In February of this year, anti-death penalty campaigners cheered the Zimbabwean Cabinet’s approval of principles for a bill aimed at removing the death penalty from the Criminal Law (Codification and Reform Act) Chapter 9:23 and the Criminal Procedure and Evidence Act Chapter 9:07. Additionally, they welcomed the granting of leave for a private member to introduce a private members’ bill in Parliament.

However, this marks just the beginning of Zimbabwe’s journey towards abolishing the death sentence. While some policymakers support the removal of this punishment from Zimbabwean statutes, there is a faction of pro-death penalty advocates who argue for its retention, believing it acts as a deterrent to crime and ensures justice for victims’ families.

The deterrence argument, central to the pro-death penalty stance, posits that the severity of punishment correlates with a reduction in crime. However, there is no empirical evidence supporting this claim. Studies indicate that states with the penalty often have higher average murder rates compared to those without it. Moreover, socioeconomic factors such as poverty and unemployment play significant roles in crime rates, making the deterrence argument weak.

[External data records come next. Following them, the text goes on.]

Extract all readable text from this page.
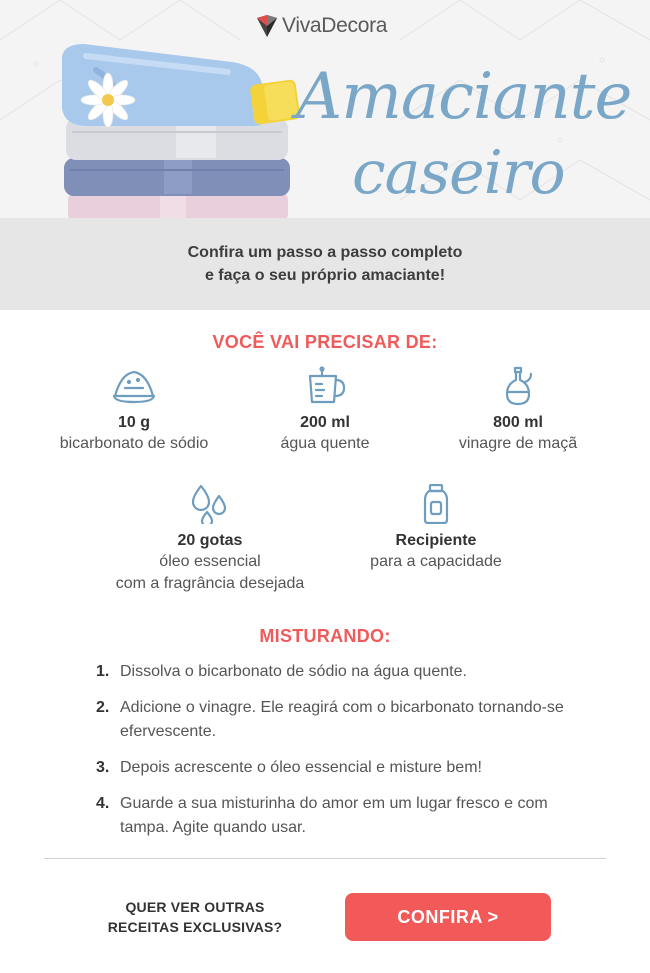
VivaDecora
Amaciante
caseiro
Confira um passo a passo completo
e faça o seu próprio amaciante!
VOCÊ VAI PRECISAR DE:
10 g
bicarbonato de sódio
200 ml
água quente
800 ml
vinagre de maçã
20 gotas
óleo essencial
com a fragrância desejada
Recipiente
para a capacidade
MISTURANDO:
1. Dissolva o bicarbonato de sódio na água quente.
2. Adicione o vinagre. Ele reagirá com o bicarbonato tornando-se efervescente.
3. Depois acrescente o óleo essencial e misture bem!
4. Guarde a sua misturinha do amor em um lugar fresco e com tampa. Agite quando usar.
QUER VER OUTRAS
RECEITAS EXCLUSIVAS?
CONFIRA >
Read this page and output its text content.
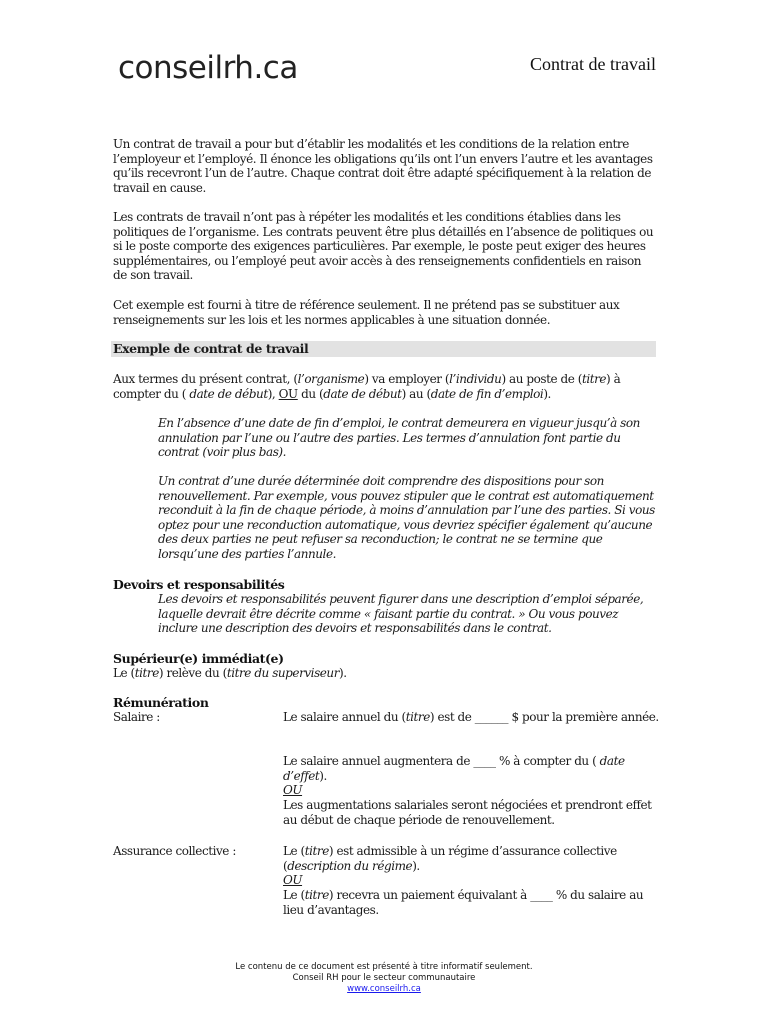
conseilrh.ca	Contrat de travail
Un contrat de travail a pour but d’établir les modalités et les conditions de la relation entre l’employeur et l’employé. Il énonce les obligations qu’ils ont l’un envers l’autre et les avantages qu’ils recevront l’un de l’autre. Chaque contrat doit être adapté spécifiquement à la relation de travail en cause.
Les contrats de travail n’ont pas à répéter les modalités et les conditions établies dans les politiques de l’organisme. Les contrats peuvent être plus détaillés en l’absence de politiques ou si le poste comporte des exigences particulières. Par exemple, le poste peut exiger des heures supplémentaires, ou l’employé peut avoir accès à des renseignements confidentiels en raison de son travail.
Cet exemple est fourni à titre de référence seulement. Il ne prétend pas se substituer aux renseignements sur les lois et les normes applicables à une situation donnée.
Exemple de contrat de travail
Aux termes du présent contrat, (l’organisme) va employer (l’individu) au poste de (titre) à compter du ( date de début), OU du (date de début) au (date de fin d’emploi).
En l’absence d’une date de fin d’emploi, le contrat demeurera en vigueur jusqu’à son annulation par l’une ou l’autre des parties. Les termes d’annulation font partie du contrat (voir plus bas).
Un contrat d’une durée déterminée doit comprendre des dispositions pour son renouvellement. Par exemple, vous pouvez stipuler que le contrat est automatiquement reconduit à la fin de chaque période, à moins d’annulation par l’une des parties. Si vous optez pour une reconduction automatique, vous devriez spécifier également qu’aucune des deux parties ne peut refuser sa reconduction; le contrat ne se termine que lorsqu’une des parties l’annule.
Devoirs et responsabilités
Les devoirs et responsabilités peuvent figurer dans une description d’emploi séparée, laquelle devrait être décrite comme « faisant partie du contrat. » Ou vous pouvez inclure une description des devoirs et responsabilités dans le contrat.
Supérieur(e) immédiat(e)
Le (titre) relève du (titre du superviseur).
Rémunération
Salaire :	Le salaire annuel du (titre) est de ______ $ pour la première année.
Le salaire annuel augmentera de ____ % à compter du ( date d’effet).
OU
Les augmentations salariales seront négociées et prendront effet au début de chaque période de renouvellement.
Assurance collective :	Le (titre) est admissible à un régime d’assurance collective (description du régime).
OU
Le (titre) recevra un paiement équivalant à ____ % du salaire au lieu d’avantages.
Le contenu de ce document est présenté à titre informatif seulement.
Conseil RH pour le secteur communautaire
www.conseilrh.ca
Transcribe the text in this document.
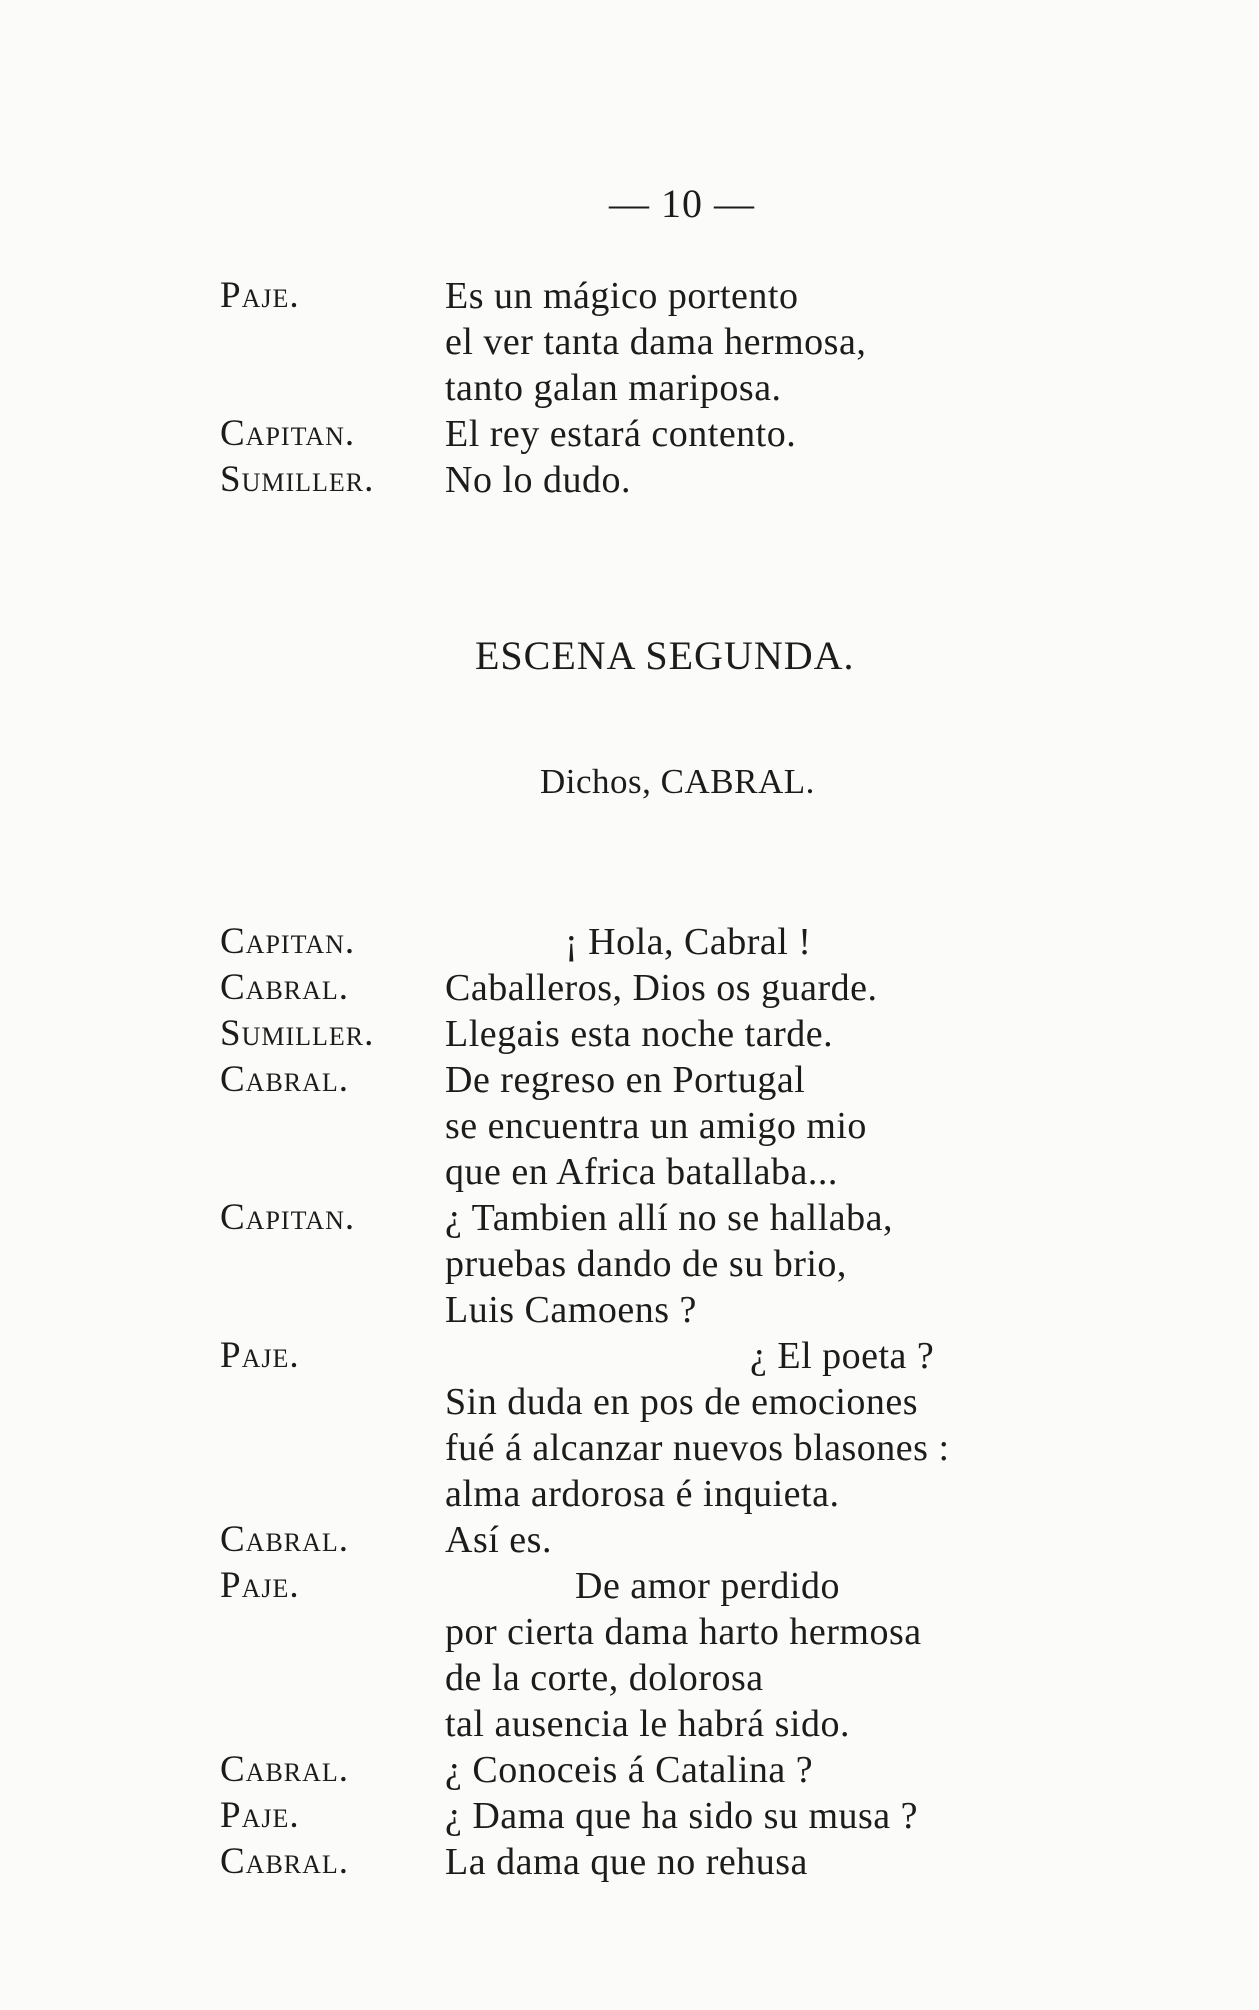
— 10 —
Paje.	Es un mágico portento
el ver tanta dama hermosa,
tanto galan mariposa.
Capitan. El rey estará contento.
Sumiller. No lo dudo.
ESCENA SEGUNDA.
Dichos, CABRAL.
Capitan.	¡ Hola, Cabral !
Cabral.	Caballeros, Dios os guarde.
Sumiller. Llegais esta noche tarde.
Cabral.	De regreso en Portugal
se encuentra un amigo mio
que en Africa batallaba...
Capitan. ¿ Tambien allí no se hallaba,
pruebas dando de su brio,
Luis Camoens ?
Paje.	¿ El poeta ?
Sin duda en pos de emociones
fué á alcanzar nuevos blasones :
alma ardorosa é inquieta.
Cabral.	Así es.
Paje.	De amor perdido
por cierta dama harto hermosa
de la corte, dolorosa
tal ausencia le habrá sido.
Cabral.	¿ Conoceis á Catalina ?
Paje.	¿ Dama que ha sido su musa ?
Cabral.	La dama que no rehusa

The proponents of retributive justice argue that justice is served by taking the life of the murderer, yet this approach promotes a culture of violence and contradicts African traditions that favor a restorative approach to justice. Indigenous African groups historically eschewed the death penalty, opting for alternatives such as life imprisonment with parole options.

The current laws of Zimbabwe accommodate the death sentence under Section 48 of the Constitution, permitting it in cases of murder under aggravating circumstances. However, if the bill before Parliament is enacted, these laws will be amended, effectively abolishing the death penalty in Zimbabwe. While a constitutional amendment is not necessary for its abolition, it would serve as a safeguard against its potential reintroduction in future legislation. The removal of the penalty from statutes signifies a positive step forward for Zimbabwe, aligning with global trends towards its abolition.